Johanna Reed’s performance of Wojciech Kosma’s “An intimate score for a projector” started the evening off in a solid way; lying on the stage, the artist balanced a projector on her stomach and breathed in and out, creating a trembling square of light on a screen while the sound of breathing was heard overhead. The simple effectiveness of this performance recalled the early in-studio works of Bruce Nauman.

Zeesy Powers engaged in some “synchronized live-animation compositing,” which meant that she synched her bodily movements to a pre-recorded series of video projections in order to tell a simple visual story. A woman cries blood, barfs up a huge amount of junk, blows a variety of stuff out of her ass, radiates a rainbow from her body, etc. The piece reminded me of a PBS Electric Company skit from the 70s, very after-school cute, but it was technically well done and held my attention.

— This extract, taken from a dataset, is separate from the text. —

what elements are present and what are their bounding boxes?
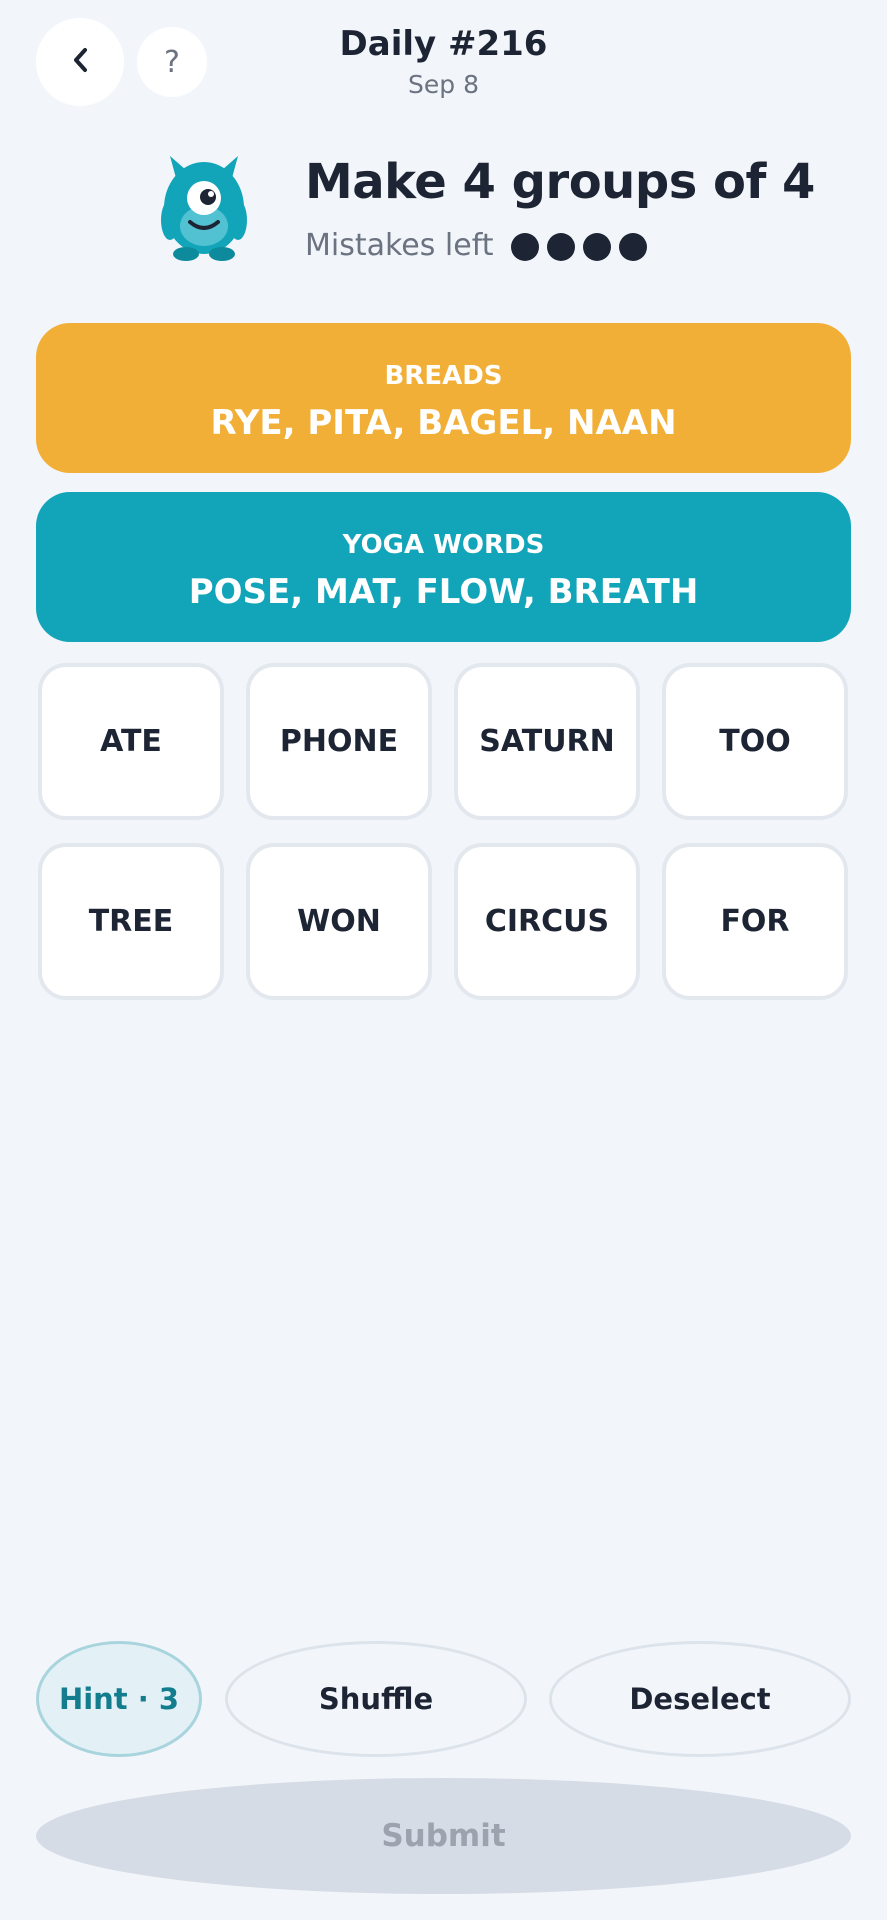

In a similar vein, Megan Daalder’s “tribute to Karl Sims” found the artist acting out the movements of computer-modeled shapes projected on the screen. The parallel experience of rendered geometric block figures and a live human body moving in tandem was pretty compelling.

A couple of the works, which were the most theatrical in nature, involved heavy and convoluted plot lines that no one really seemed able to follow or care about much. However, Joseph Gillette’s “newest episode of Party Food” did feature a really cool scene where the surfing protagonist has an epic confrontation with his evil father figure, and Ben Bigelow’s “intermedia theatre” had a lovely sequence that used Edward Hopper’s Night Hawks as its set. Matt Barton’s “Animatronics” completed the circle of nifty gimmicks by using a mechanical fox puppet to comment on channel-surfing fodder, à la Beavis and Butthead of old.

Finishing off the evening was Jeremy Bailey’s “Real-time software performance,” which was perhaps the most memorable one, as he succeeded immediately in convincing us that he was the whiniest and most annoying Canadian in history. He then dragged us into a dunce’s lecture on the “future of theatre,” which consisted of saccharine kitten videos from YouTube overlaid with cheap and cheesy interactive special effects. Controls for the effects were passed around to audience members, who gamely manipulated them.